I agree, low-code tools are excellent to get these types of problems solves (CRUD apps for internal maybe?)

What I have in mind is: - a forecasting tool (bit more insight into what is being done in the business, not just plain vanilla) - Optimization tools: inventory, routing, sales, risk distributions etc. - IoT integration for a small realworld tracking setup - Specific business rules that need to be implemented in a Low-code tool - Low code implementations (not everyone has the time, skill-set to get going with these providers)

Thank you very much for the feedback jxf!

We just bought a tool at work from a startup for $400/month that helps designers store components and helps developers catalog React code for said components.

Edit: Another idea is some sort of Slack app that costs $1/month/person. Then try to sell it to companies that have a couple hundred employees. The $1/person/month means the value you're providing need only be incremental rather than life changing.

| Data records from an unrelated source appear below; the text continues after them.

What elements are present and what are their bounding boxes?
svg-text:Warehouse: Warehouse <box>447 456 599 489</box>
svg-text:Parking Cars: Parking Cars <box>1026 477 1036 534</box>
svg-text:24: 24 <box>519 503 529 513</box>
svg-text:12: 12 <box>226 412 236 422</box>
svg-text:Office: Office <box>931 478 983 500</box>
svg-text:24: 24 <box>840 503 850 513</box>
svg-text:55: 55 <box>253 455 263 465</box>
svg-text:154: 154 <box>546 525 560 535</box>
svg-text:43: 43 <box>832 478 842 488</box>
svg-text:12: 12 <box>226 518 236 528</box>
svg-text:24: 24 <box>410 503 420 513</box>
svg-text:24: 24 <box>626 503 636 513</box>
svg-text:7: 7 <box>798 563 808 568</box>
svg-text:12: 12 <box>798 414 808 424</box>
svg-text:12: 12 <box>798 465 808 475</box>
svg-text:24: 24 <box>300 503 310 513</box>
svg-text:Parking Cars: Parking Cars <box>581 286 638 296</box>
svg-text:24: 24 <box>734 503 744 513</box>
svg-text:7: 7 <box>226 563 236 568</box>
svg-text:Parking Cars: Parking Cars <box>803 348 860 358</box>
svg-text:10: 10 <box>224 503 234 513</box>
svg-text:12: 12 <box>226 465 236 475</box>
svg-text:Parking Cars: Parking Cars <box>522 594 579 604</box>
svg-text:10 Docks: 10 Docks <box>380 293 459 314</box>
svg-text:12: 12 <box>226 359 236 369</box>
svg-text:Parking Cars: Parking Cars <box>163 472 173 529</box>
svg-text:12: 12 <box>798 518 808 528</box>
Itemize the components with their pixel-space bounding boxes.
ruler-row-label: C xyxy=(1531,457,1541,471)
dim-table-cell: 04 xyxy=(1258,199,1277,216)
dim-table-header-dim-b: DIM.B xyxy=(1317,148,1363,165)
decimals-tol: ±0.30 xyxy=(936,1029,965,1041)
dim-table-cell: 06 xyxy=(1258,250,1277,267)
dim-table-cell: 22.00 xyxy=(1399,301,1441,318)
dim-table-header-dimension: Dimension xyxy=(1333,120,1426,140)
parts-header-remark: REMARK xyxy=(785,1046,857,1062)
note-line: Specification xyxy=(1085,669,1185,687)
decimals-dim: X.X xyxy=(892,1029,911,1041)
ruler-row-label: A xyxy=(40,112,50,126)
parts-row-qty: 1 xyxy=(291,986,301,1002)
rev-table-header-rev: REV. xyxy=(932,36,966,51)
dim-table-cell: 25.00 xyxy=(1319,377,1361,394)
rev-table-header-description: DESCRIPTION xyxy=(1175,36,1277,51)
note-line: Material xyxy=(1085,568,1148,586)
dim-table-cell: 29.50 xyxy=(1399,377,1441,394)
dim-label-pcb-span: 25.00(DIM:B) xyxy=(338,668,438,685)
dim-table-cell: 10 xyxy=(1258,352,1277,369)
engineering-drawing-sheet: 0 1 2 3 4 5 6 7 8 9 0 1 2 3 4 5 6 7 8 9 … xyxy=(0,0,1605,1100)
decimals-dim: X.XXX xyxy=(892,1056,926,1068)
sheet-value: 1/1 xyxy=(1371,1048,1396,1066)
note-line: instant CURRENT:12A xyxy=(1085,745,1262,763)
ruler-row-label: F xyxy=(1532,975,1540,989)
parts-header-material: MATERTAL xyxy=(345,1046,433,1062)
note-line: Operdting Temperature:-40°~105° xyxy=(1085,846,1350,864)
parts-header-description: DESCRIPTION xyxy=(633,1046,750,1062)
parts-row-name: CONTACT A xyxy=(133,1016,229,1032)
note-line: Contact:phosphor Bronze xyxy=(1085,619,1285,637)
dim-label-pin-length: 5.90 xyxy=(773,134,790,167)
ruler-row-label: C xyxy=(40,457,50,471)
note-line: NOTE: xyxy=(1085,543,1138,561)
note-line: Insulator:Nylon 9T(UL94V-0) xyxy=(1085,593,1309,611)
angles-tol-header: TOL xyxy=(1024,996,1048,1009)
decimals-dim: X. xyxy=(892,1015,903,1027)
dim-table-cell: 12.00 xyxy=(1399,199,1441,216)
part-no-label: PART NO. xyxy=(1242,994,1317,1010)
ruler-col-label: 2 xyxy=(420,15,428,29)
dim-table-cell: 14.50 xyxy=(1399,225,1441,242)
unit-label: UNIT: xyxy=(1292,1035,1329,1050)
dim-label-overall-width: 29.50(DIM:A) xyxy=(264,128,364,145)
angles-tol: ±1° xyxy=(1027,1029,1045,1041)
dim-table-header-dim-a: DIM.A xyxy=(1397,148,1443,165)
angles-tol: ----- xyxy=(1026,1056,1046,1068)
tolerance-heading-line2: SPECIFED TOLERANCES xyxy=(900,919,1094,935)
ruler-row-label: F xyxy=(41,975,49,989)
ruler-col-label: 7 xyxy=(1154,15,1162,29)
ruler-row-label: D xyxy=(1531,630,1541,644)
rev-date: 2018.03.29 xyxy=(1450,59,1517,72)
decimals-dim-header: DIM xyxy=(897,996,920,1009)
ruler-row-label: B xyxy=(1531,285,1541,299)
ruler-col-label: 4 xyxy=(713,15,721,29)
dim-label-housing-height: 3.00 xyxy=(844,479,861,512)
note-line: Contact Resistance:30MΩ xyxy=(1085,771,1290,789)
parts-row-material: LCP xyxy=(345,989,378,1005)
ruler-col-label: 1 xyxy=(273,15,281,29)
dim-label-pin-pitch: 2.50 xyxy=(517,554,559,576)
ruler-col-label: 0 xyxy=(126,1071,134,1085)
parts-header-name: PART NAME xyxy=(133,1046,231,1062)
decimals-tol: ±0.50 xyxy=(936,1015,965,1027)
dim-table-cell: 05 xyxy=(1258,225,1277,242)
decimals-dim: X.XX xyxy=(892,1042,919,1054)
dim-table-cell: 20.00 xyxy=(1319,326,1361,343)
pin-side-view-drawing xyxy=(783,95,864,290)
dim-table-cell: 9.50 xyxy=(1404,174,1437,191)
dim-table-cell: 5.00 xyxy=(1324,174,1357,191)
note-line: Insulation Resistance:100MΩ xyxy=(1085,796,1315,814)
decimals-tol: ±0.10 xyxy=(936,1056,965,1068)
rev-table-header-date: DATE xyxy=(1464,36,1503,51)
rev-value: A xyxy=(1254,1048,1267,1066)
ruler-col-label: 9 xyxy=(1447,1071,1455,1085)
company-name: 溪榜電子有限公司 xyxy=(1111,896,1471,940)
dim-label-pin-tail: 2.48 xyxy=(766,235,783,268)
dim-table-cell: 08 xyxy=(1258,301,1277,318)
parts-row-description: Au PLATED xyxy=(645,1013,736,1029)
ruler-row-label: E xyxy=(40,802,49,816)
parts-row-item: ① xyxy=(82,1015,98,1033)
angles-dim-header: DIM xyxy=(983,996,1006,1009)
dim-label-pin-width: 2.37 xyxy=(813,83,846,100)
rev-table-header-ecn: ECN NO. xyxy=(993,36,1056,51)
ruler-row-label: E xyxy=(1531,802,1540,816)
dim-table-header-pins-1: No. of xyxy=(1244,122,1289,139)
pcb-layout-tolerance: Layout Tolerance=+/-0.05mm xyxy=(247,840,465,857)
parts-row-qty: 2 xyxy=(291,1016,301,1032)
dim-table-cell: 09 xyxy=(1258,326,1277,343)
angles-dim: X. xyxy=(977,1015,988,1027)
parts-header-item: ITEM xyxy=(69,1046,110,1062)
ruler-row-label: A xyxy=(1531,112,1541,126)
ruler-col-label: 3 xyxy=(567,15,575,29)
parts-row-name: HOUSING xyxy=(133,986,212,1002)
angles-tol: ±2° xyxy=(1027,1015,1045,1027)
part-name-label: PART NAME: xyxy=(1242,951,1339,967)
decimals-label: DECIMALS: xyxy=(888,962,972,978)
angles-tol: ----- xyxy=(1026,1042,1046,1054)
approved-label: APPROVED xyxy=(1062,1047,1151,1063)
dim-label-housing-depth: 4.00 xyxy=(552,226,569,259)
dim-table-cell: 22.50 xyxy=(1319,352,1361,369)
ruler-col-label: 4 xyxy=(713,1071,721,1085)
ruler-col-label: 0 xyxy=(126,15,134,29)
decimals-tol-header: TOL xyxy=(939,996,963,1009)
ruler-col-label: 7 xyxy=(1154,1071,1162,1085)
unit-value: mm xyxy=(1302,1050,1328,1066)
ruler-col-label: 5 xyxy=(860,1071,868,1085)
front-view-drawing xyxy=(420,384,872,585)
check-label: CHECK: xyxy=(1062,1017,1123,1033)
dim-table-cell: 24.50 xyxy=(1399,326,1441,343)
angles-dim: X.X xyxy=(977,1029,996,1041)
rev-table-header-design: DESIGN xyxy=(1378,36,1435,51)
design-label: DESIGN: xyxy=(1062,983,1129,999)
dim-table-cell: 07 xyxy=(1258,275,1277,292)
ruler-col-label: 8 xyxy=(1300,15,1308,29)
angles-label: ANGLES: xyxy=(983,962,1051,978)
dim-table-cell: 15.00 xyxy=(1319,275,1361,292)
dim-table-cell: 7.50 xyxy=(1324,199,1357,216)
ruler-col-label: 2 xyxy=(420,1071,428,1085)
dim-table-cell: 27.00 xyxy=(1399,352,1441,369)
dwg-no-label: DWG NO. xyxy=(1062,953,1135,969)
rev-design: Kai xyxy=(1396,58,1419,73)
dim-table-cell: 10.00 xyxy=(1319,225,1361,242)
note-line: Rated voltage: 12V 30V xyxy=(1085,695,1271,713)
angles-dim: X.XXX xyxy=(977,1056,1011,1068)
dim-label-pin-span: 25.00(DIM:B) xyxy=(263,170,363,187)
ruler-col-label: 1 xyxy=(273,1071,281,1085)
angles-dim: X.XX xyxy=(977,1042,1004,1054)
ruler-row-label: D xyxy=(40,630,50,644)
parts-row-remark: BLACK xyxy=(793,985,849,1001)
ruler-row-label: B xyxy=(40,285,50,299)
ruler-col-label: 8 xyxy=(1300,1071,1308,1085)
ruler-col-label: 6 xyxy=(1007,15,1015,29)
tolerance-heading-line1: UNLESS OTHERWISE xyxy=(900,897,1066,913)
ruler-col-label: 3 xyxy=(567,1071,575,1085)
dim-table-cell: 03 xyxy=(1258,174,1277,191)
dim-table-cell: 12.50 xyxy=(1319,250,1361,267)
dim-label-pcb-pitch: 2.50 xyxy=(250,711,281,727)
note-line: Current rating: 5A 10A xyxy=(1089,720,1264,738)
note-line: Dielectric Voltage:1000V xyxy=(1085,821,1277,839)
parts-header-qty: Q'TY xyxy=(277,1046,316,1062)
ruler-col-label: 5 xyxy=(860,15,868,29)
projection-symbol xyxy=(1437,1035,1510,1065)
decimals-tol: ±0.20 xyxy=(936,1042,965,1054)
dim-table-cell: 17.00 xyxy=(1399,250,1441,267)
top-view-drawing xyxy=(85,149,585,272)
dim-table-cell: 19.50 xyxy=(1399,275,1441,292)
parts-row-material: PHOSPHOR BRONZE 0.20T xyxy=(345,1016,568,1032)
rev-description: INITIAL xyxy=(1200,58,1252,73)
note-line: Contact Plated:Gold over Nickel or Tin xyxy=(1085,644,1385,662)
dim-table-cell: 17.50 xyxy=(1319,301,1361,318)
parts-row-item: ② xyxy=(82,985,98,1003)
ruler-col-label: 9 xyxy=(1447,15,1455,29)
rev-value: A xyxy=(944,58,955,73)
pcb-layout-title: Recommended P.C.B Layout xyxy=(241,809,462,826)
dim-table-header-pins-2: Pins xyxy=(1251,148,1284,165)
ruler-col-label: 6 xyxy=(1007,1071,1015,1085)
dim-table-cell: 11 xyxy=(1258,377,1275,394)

>> app that costs $1/month/person. Then try to sell it to companies that have a couple hundred employees

I would not recommend doing this. Any company with several hundred employees is into contract & procurement management territory, and likely to have a staff lawyer, privacy & protection person and person/team dedicated to (slowly) evaluating purchase & adoption of Saas products. This, plus all the people involved in any sort of roll-out across the entire company (of anything) will destroy the economics of a few hundred per month deal. You probably need a VP to approve this not because of the cost but the impact, and as a manager an incremental value deal that I see every month will be the first thing I cut, not because it's expensive but because it's an easy one.

Every low-cost per <whatever> deal I've seen in an enterprise of this size has a sizeable upfront cost and then a a tiered or unlimited per seat component that's correlated but not necessarily directly tied to a variable component. This reflects the sales process that involves more effort upfront. For a pure, low-cost per user/month model you need a completely self-serve adoption path.

Agreed, the $1/seat/month is a tough business to be in. For engineers alone this might be a difficult business to build.